The quarters were close, all was chaos, and Magnus saw both of Calum’s men fall beneath the blades of the English soldiers. Calum dispatched a pair with ease, spinning and flowing between them before rounding and slashing them both across the necks. The deck was slick with blood and the air reverberated with the shrieking of the wounded and dying.

Kai, Magnus, and Calum stood back-to-back-to-back, parrying blows in dizzying flash of steel. But one of the blades got through, sinking deep into Magnus’ arm. He grunted in pain but stepped back, pulling the attacker’s blade from his arm and knocked it aside before lunging forward, driving the point of his blade into the man’s throat. He fell to the deck with a wet gurgle.

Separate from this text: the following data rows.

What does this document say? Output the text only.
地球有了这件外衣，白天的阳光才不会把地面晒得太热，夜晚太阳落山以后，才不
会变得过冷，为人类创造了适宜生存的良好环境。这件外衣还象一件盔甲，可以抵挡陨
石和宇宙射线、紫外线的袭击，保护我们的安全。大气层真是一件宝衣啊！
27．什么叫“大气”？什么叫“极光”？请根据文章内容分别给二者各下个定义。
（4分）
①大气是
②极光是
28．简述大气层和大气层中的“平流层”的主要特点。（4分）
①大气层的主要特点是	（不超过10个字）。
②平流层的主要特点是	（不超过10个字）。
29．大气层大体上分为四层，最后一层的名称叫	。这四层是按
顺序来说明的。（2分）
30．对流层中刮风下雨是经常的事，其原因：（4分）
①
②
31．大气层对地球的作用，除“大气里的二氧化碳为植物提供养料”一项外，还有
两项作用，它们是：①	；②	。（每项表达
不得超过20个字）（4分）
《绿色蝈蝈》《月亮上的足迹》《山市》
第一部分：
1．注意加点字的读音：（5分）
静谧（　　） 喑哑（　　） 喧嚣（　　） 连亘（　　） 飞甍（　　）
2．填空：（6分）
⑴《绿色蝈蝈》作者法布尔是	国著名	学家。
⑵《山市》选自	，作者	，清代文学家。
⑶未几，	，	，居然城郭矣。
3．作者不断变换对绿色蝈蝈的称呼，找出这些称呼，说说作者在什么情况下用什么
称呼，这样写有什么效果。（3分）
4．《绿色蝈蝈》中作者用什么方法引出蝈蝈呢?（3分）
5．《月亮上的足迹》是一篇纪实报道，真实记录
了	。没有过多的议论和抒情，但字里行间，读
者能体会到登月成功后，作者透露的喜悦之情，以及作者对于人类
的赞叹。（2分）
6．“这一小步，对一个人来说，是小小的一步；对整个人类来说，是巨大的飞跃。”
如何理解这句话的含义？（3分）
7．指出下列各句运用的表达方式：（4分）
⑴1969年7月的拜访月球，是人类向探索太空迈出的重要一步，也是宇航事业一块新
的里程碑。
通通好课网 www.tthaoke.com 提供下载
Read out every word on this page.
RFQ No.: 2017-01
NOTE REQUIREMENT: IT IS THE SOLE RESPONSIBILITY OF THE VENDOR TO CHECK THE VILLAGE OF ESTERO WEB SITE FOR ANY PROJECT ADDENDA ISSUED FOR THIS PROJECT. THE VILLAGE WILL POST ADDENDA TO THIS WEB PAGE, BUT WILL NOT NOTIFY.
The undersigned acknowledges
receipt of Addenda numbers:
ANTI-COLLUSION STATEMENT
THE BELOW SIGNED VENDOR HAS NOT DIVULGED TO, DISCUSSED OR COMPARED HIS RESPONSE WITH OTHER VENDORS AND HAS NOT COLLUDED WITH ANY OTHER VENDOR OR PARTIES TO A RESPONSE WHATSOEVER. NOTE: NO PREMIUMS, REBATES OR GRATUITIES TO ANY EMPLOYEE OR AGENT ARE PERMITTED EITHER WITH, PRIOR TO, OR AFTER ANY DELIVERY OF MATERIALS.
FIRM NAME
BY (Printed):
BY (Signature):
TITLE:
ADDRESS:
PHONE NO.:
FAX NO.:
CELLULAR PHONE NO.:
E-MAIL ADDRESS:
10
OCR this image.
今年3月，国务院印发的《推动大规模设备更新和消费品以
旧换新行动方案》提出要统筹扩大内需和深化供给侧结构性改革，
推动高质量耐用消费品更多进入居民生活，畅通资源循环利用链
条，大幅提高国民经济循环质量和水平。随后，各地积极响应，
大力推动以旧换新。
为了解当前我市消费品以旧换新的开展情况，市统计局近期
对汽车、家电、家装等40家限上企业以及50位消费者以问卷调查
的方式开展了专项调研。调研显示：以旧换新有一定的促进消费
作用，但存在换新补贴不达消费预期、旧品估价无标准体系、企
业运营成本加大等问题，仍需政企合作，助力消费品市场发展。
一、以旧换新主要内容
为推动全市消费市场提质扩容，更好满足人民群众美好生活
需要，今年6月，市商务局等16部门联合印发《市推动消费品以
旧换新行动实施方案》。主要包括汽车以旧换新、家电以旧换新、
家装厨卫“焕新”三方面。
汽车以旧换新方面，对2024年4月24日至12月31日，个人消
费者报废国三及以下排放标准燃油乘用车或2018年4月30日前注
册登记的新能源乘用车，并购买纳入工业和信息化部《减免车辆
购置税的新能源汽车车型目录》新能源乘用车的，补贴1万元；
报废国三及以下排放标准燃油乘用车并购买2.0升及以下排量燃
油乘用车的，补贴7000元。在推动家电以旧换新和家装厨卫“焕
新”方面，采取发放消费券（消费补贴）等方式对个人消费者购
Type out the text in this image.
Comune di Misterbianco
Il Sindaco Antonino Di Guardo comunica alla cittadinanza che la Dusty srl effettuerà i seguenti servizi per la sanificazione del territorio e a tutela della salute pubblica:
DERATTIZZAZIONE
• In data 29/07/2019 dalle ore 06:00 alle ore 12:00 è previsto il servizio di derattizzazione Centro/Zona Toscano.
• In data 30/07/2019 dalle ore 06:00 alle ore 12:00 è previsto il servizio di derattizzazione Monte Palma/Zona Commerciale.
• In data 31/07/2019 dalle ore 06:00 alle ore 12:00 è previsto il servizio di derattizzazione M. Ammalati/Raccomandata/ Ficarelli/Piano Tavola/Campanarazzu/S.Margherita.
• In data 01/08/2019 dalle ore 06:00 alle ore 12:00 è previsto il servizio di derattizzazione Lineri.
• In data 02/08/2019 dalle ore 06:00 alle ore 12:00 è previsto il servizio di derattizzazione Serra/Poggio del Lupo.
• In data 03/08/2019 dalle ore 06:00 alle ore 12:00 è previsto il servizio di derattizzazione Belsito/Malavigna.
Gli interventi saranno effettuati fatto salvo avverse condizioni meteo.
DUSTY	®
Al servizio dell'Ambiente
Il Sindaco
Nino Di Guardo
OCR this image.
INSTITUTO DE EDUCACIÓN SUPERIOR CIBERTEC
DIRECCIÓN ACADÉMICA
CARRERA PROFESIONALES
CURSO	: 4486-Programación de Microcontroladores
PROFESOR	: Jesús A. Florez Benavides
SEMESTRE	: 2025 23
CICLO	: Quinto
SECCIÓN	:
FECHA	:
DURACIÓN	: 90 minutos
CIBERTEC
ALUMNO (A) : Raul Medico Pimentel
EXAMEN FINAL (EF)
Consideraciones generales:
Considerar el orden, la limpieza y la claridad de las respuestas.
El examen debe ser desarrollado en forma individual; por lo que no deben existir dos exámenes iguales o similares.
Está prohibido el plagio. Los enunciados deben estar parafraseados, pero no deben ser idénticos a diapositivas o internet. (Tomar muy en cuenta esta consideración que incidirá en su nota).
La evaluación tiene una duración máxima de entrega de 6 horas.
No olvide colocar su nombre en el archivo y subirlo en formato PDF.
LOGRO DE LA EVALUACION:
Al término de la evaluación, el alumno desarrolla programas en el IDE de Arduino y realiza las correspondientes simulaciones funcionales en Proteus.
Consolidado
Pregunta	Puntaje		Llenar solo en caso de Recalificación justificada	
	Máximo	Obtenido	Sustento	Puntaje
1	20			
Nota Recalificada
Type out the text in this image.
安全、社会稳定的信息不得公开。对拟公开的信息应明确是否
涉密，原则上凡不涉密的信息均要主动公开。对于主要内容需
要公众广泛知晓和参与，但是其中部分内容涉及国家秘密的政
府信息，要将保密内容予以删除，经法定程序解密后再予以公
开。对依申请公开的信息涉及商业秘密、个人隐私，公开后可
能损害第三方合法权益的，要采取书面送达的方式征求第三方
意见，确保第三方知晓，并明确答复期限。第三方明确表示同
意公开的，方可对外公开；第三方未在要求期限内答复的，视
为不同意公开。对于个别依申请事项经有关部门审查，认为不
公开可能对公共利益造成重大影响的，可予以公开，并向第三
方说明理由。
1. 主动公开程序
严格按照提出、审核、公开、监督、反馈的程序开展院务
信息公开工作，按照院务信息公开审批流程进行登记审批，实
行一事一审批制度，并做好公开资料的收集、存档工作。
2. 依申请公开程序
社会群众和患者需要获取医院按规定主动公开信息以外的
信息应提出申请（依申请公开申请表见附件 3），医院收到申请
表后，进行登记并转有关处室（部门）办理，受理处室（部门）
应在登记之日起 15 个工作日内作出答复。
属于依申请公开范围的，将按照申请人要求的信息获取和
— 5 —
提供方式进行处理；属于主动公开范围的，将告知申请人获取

The men on shore, finally realizing what was happening aboard the birlinn, rushed toward the water, shouting strings of curses. Those curses though, turned to screams of agony as a dozen riders on horseback emerged from the trees behind them, firing volleys of arrows into the men. The water churned as they fell, their bodies feathered with arrows, turning the water around the birlinn scarlet. Thora, who led the charge of riders, gave him a wave when the last of the men had fallen.

“Magnus!”

His sword at the ready, Magnus whirled around at the sound of Ciara’s scream. Fairfax stood behind her, the edge of his dagger pressed to the soft flesh of her throat.

“Let her go,” Magnus growled.

“Never.”

“Ye’re done, Fairfax,” Magnus said as he stepped forward. “All yer men are dead. Ye’re alone now. Let her go.”

“I’ll kill her,” he said.

“Let her go and ye can go on yer way,” Magnus said. “Dae we have terms?”